Sono partita per l’ Ecuador a Settembre 2008 con un progetto scritto da ASA in partenariato con Xena e finanziato da SVE, e sono tornata in Italia il 23 Marzo, dopo sei mesi.
A muovere la mia scelta sono state innanzitutto una grande curiosità verso il paese (del quale avevo sempre sentito parlare con grande entusiasmo dalle persone che vi erano state) e la voglia di mettermi in gioco in un’esperienza dalla quale sicuramente avrei avuto più da ricevere che da dare. Prima di partire mi erano state dette varie cose, come che le persone ecuatoriane sono molte aperte e accoglienti, che la realtà di ASA-Ecuador è veramente interessante, che l’Ecuador è un paese molto vario e tutto da scoprire. Ascoltando tutto ciò la voglia di partire cresceva, ma solo ora che sono tornata e che ho avuto un po’ di tempo per metabolizzare quanto vissuto riesco davvero a capire quanto quelle parole fossero vere.
Questi sei mesi trascorsi in Casa Spondylus sono stati per me una grande occasione di incontro e di crescita con gli altri. Tra i volontari che andavano e venivano, missionari, bambini e persone con cui ho lavorato fianco a fianco, non saprei proprio dire quanti siano i volti nuovi che ho avuto modo di incontrare. Con alcuni ho creato un legame forte, con altri ho condiviso molto meno ma, davvero, sono tornata con un po’ di ognuno dentro di me.
Fermandomi a pensare all’esperienza vissuta, sono soprattutto due le cose che mi hanno colpita e spinta a riflettere.
La prima è quell’atmosfera accogliente che lì in Ecuador si respira un po’ ovunque, così come in Casa Spondylus. Tra volontari è un continuo rompersi e formarsi di equilibri, con tutto ciò che questo implica. Significa adattarsi ad esigenze nuove, a nuove abitudini, significa confrontarsi con nuovi gusti e nuovi modi di pensare, significa ristrutturare la rete di relazioni che si è instaurata all’interno della casa per lasciar posto ai nuovi arrivi. Nel periodo che io ho trascorso in Casa Spondylus ho avuto modo di convivere con ragazzi italiani, francesi e con una ragazza della Danimarca e, devo dire, è stato veramente stimolante perché, a fianco dell’intercambio con la cultura ecuadoriana, vi era anche un confronto continuo con persone culturalmente un po’ più vicine a me che si stavano anch’esse approcciando al Paese, con le loro insicurezze e le loro paure, con entusiasmo e curiosità.
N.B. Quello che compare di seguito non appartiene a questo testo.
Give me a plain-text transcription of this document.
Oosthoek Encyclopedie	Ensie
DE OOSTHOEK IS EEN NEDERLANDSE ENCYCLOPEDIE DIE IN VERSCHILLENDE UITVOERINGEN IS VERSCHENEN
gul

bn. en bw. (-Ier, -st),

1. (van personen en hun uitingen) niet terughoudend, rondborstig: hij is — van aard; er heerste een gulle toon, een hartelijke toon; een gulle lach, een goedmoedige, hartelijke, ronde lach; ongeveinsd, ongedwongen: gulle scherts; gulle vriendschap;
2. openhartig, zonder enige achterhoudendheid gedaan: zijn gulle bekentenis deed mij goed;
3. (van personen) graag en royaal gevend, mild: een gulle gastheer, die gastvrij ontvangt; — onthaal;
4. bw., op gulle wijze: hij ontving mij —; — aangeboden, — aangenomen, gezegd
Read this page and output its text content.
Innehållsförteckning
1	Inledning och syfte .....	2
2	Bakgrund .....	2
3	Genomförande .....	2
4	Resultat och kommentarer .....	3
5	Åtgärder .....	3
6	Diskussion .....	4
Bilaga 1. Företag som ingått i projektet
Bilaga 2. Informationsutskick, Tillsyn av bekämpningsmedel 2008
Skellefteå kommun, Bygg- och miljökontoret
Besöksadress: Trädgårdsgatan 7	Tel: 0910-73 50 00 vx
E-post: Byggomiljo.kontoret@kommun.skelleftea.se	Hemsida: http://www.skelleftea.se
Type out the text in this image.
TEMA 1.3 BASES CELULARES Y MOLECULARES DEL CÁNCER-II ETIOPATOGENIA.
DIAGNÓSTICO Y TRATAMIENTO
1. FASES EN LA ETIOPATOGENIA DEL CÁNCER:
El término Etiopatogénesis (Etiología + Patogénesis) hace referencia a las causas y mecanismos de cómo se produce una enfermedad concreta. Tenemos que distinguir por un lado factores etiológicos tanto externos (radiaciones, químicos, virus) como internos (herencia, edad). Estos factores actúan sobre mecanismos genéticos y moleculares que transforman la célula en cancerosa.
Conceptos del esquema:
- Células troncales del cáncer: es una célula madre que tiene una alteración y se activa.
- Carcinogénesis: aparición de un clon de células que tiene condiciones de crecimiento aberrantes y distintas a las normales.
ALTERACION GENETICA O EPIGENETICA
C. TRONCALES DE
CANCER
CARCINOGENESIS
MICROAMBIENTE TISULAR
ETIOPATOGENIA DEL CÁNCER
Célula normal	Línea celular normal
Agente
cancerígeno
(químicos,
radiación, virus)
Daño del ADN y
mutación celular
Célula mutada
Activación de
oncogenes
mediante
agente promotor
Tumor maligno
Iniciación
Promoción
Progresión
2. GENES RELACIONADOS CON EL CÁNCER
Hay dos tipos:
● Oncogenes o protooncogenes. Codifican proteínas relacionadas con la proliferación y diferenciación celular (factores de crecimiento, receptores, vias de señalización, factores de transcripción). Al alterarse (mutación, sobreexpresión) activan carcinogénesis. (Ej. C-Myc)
Convivendo si condivide davvero tanto. Si dorme sotto lo stesso tetto, ci si alza insieme e la sera, a cena, oltre ai cibi cucinati tutti insieme, si mettono in tavola i pensieri di ognuno, si condividono episodi successi nell’arco della giornata, si parla un po’ di sè agli altri...e il gruppo così cresce e si rafforza. Fare esperienza di questo per me è stato stupendo.
Così, mettendo da parte l’egoismo e molte delle mie pretese, sono riuscita a creare con qualcuno una relazione proprio bella e profonda (penso a quella con Anita, per esempio, un’ecuatoriana che lavora in ASA e vive in Casa Spondylus per accogliere i volontari: uno dei punti fissi dei miei sei mesi in Ecuador).
La seconda cosa che porto dentro di me è l’aver compreso di essere importante non perché facevo qualcosa ma semplicemente perché ero io, Laura, ed ero lì. Per me è stato molto difficile da capire, così presa com'ero dalla smania del "devo rendermi utile, devo fare qualcosa", non riuscivo ad accettarlo. I primi tempi, la sera, andavo a dormire con i sensi di colpa ripensando alla giornata trascorsa, con la sensazione di non aver concluso nulla. Poi, magari, l’indomani mi si avvicinava qualcuno che mi diceva "Grazie per l’aiuto che ci hai dato ieri, quando tornerai?", o vedevo dei bimbi che di divertivano ripetendo il semplice giochino che avevo insegnato loro il giorno prima... e allora mi sentivo dentro una sensazione di pienezza e capivo che forse allora qualcosa avevo fatto, anche se a me sembrava poco, o di poca importanza.
Questa per me è stata un’esperienza più che positiva, che consiglierei a tutti i giovani che hanno voglia di mettersi in gioco, di sentirsi accolti e di accogliere. A chi vuole utilizzare un po’ del suo tempo per entrare in una realtà nuova, per confrontarsi con essa e da essa lasciarsi provocare.